Хотя на рогатого лекарка как раз злилась сильнее всего. Любящей сиделкой лорд девушке стать не позволил. Нет, её ухаживания он стоически терпел, но с такой миной, что даже слепому стало бы понятно — надолго его терпения не хватит. Да и слишком часто он призывал Арху куда-нибудь пойти и чем-нибудь полезным заняться. В общем, просто отвратительный больной. Даже крыльями над собой похлопать не даёт.
А чем тут ещё заниматься? Аррушу к ней не пускали. Жрец вообще настаивал на том, что чужаки, участвующие в этом треклятом ритуале, должны провести в полной изоляции пять дней: «Дабы осмыслить своё общение с Тьмой!». Слава всем, что служителя вместе с его завываниями Дан послал искать полезные занятия куда активнее, чем ведунью.
А лекарке и без осмыслений тошно приходилось. Злость смешивалась с отчаянием, беспокойство за оставленный «ненадолго» лазарет и Ю подкапывало ядом, а ягодкой в этом дивном коктейле служила свежая, неизбитая, но оттого не менее актуальная мысль: «Что делать?».
При полном отсутствии альтернативы оставалось только с ума сходить.
И вот когда Арха решала, что же будет плодотворнее: ещё поплакать, повыть-таки или спать завалиться — дверь в её спальню без всякого предварительного стука приоткрылась, в образовавшуюся щель протиснулась явно женская фигура. И — опять же, без всяких предварительных уведомлений — грохнулась на колени, да ещё и лбом в пол ткнулась.
— А? — не поняла происходящего лекарка.
— Дозволит ли моя госпожа недостойной говорить? — прошелестело из-под тёмного покрывала.
— Э-э… — озадачилась Арха, не слишком поняв, кто, кого и чего недостоин. — Н-да… В смысле, да, конечно, говорите. И, может, сидя удобнее будет?

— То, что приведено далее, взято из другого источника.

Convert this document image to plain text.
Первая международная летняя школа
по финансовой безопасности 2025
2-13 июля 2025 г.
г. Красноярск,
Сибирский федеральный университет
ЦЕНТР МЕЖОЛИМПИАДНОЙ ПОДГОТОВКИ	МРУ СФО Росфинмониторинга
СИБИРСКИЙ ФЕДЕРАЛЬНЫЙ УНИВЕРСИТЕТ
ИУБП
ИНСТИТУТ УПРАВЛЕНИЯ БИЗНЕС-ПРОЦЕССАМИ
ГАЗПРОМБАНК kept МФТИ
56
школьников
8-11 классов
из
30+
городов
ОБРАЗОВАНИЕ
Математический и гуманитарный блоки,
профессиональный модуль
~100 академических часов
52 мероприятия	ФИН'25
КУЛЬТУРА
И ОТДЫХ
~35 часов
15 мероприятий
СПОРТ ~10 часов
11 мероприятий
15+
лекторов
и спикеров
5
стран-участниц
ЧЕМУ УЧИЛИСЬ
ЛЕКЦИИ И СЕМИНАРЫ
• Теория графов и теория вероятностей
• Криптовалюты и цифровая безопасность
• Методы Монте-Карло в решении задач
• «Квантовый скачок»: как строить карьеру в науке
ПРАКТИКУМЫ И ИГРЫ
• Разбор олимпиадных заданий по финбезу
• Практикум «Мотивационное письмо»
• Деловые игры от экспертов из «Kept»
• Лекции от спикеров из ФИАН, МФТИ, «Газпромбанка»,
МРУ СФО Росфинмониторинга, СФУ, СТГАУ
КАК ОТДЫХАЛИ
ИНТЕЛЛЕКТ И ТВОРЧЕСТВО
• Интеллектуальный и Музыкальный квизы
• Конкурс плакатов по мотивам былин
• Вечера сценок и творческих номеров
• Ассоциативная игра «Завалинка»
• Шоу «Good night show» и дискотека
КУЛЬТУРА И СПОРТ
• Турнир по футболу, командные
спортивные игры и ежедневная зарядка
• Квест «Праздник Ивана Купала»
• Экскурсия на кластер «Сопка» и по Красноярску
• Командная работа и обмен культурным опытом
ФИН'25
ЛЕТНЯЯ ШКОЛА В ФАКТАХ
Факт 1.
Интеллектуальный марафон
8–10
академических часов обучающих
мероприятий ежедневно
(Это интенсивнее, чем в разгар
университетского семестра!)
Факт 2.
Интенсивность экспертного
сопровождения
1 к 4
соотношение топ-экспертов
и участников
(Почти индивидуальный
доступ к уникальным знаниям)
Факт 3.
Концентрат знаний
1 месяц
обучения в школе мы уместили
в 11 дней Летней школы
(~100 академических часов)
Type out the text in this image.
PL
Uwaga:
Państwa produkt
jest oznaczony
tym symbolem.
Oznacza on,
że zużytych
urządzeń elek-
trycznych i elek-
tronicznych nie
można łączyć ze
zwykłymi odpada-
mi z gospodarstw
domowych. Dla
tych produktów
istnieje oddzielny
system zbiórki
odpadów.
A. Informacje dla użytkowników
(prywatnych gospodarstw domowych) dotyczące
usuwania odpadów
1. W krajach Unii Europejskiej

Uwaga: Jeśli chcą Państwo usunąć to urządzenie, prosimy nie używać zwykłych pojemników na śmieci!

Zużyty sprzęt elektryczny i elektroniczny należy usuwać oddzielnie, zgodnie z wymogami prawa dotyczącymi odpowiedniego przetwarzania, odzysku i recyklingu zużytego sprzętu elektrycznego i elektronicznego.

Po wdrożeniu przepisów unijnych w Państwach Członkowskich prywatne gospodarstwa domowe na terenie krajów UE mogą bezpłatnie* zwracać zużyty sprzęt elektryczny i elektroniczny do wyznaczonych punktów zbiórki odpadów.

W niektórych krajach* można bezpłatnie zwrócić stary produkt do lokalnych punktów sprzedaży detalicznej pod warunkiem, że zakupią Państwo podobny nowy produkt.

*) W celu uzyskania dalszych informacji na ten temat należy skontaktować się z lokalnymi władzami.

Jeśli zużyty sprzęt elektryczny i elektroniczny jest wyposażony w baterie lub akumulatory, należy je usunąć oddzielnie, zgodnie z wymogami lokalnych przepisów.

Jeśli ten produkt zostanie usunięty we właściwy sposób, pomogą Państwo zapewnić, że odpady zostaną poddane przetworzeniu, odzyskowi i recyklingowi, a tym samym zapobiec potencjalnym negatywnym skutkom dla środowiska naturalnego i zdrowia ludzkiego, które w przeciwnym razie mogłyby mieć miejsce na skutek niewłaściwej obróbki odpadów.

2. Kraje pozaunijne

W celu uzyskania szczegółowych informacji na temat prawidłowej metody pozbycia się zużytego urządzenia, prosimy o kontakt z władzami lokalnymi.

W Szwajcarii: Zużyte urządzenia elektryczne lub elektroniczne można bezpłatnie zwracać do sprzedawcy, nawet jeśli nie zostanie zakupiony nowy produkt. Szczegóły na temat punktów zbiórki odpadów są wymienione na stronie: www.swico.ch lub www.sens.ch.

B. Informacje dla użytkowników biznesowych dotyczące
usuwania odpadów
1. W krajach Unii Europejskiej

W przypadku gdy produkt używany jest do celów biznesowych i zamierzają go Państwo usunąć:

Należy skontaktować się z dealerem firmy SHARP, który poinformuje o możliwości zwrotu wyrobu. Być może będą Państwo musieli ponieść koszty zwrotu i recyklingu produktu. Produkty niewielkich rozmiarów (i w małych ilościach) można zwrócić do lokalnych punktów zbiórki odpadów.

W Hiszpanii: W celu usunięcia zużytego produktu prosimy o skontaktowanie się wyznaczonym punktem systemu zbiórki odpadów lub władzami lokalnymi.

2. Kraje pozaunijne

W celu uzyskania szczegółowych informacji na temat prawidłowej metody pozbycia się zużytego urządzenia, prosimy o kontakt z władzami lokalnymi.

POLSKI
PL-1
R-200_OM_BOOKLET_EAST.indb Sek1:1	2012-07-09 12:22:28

Женщина выпрямилась. Причём проделала она это с таким изяществом и грацией, что у ведуньи зубы свело. Может быть, Дан был абсолютно прав, говоря, будто у шаверок особая пластика. Но вот достоинства самой лекарки он явно преувеличивал. Для того чтобы с пола подняться, ей, по крайней мере, пришлось бы рукой опереться, а то и на четвереньки встать. Негаданная же посетительница все умудрилась проделать единым и очень плавным движением.
— Госпожа мне позволит сесть? — поинтересовалась женщина.
При этом ни её тон, ни приподнятый подбородок, ни прямая, как палка, спина никак не соответствовали падениям на колени и тыканьем в пол.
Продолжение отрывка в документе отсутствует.